Disclosures: Dogan: Seattle Genetics: Consultancy; Physicians' Education Resource: Consultancy, Honoraria; EUSA Pharma: Consultancy; Loxo: Consultancy; Peer View: Honoraria; Incyte: Consultancy; Takeda: Other: Research Funding; Roche: Other: Research Funding. Epstein-Peterson: Amgen: Research Funding; OncLive: Honoraria; Kymera: Research Funding; Viracta: Research Funding; WebMD: Honoraria. Ghione: Kite, A Gilead Company: Research Funding; Kyowa Hakko Kirin: Consultancy; Secura Bio: Consultancy; AstraZeneca Pharmaceuticals: Consultancy. Johnson: Myeloid Therapeutics: Consultancy. Lewis: United States Drug Testing Laboratories: Consultancy, Membership on an entity's Board of Directors or advisory committees. Moskowitz: Merck: Honoraria, Research Funding; Seattle Genetics: Honoraria, Research Funding; Bristol-Myers Squibb: Research Funding; Incyte: Research Funding; Beigene: Research Funding; ADC Therapeutics: Research Funding.

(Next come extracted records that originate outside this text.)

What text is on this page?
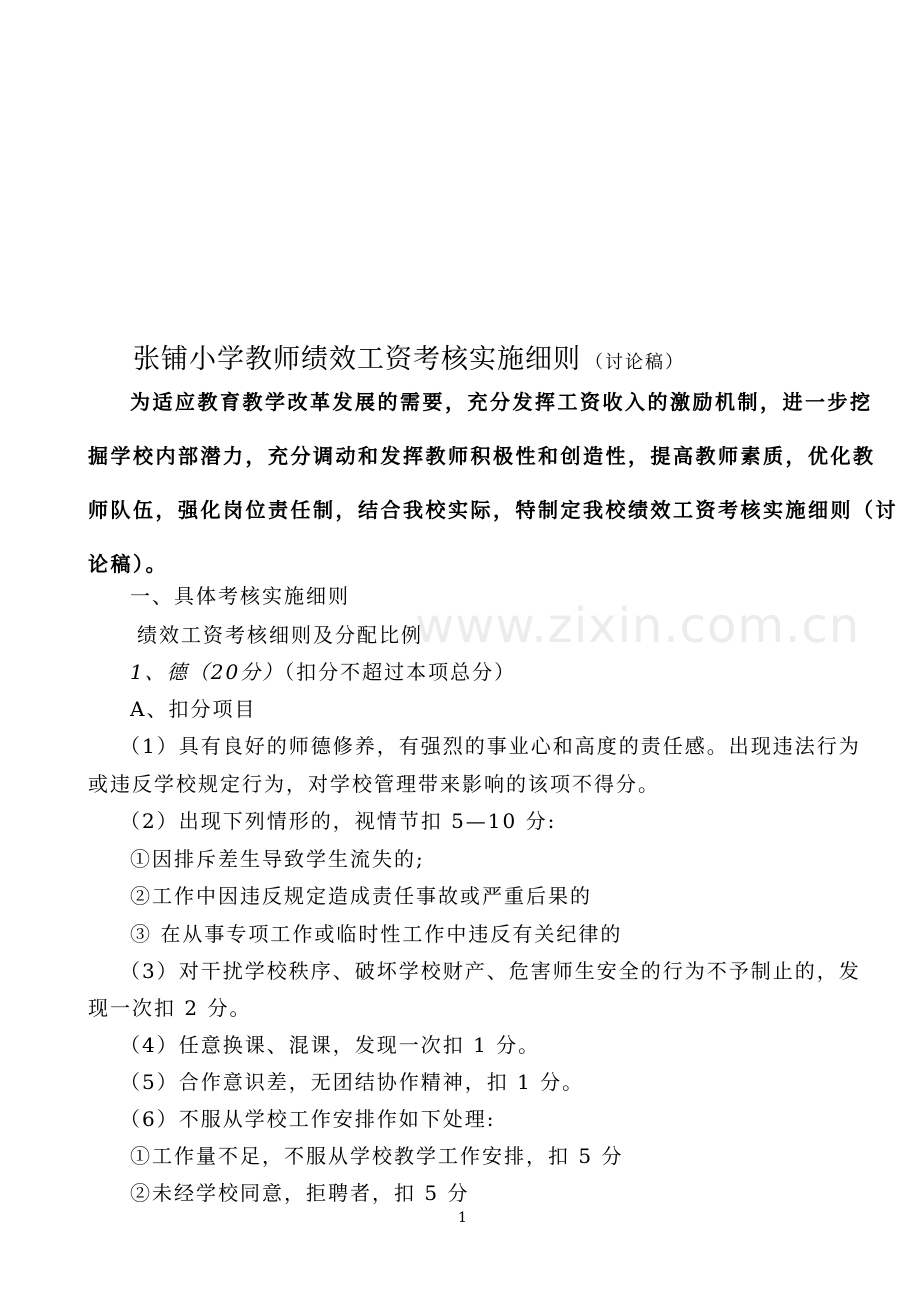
www.zixin.com.cn
张铺小学教师绩效工资考核实施细则 （讨论稿）
为适应教育教学改革发展的需要，充分发挥工资收入的激励机制，进一步挖
掘学校内部潜力，充分调动和发挥教师积极性和创造性，提高教师素质，优化教
师队伍，强化岗位责任制，结合我校实际，特制定我校绩效工资考核实施细则（讨
论稿）。
一、具体考核实施细则
绩效工资考核细则及分配比例
1、德（20分）（扣分不超过本项总分）
A、扣分项目
（1）具有良好的师德修养，有强烈的事业心和高度的责任感。出现违法行为
或违反学校规定行为，对学校管理带来影响的该项不得分。
（2）出现下列情形的，视情节扣 5—10 分:
①因排斥差生导致学生流失的;
②工作中因违反规定造成责任事故或严重后果的
③ 在从事专项工作或临时性工作中违反有关纪律的
（3）对干扰学校秩序、破坏学校财产、危害师生安全的行为不予制止的，发
现一次扣 2 分。
（4）任意换课、混课，发现一次扣 1 分。
（5）合作意识差，无团结协作精神，扣 1 分。
（6）不服从学校工作安排作如下处理:
①工作量不足，不服从学校教学工作安排，扣 5 分
②未经学校同意，拒聘者，扣 5 分
1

Shah: Beyond Spring: Research Funding; BMS: Research Funding; Janssen: Research Funding; Amgen: Research Funding; ArcellX: Other: DSMB. Scordo: Angiocrine Bioscience, Inc.: Research Funding; Amgen, Inc.: Research Funding; Omeros Corporation: Consultancy, Research Funding; Medscape, LLC: Honoraria; CancertNetwork (Intellisphere LLC): Honoraria. Horwitz: Trillium Therapeutics: Consultancy, Research Funding; Takeda: Consultancy, Research Funding; Affimed: Research Funding; Tubulis: Consultancy; Yingli Pharma Limited: Consultancy; ADC Therapeutics: Research Funding; Celgene: Research Funding; Auxilius Pharma: Consultancy; Shoreline Biosciences, Inc.: Consultancy; SecuraBio: Consultancy; ONO Pharmaceuticals: Consultancy; Kyowa Hakko Kirin: Consultancy, Research Funding; Daiichi Sankyo: Consultancy, Research Funding; Cimieo Therapeutics: Consultancy; Abcuro Inc.: Consultancy; Crispr Therapeutics: Research Funding; Millenium: Research Funding; Seattle Genetics: Research Funding; Verastem/SecuraBio: Research Funding.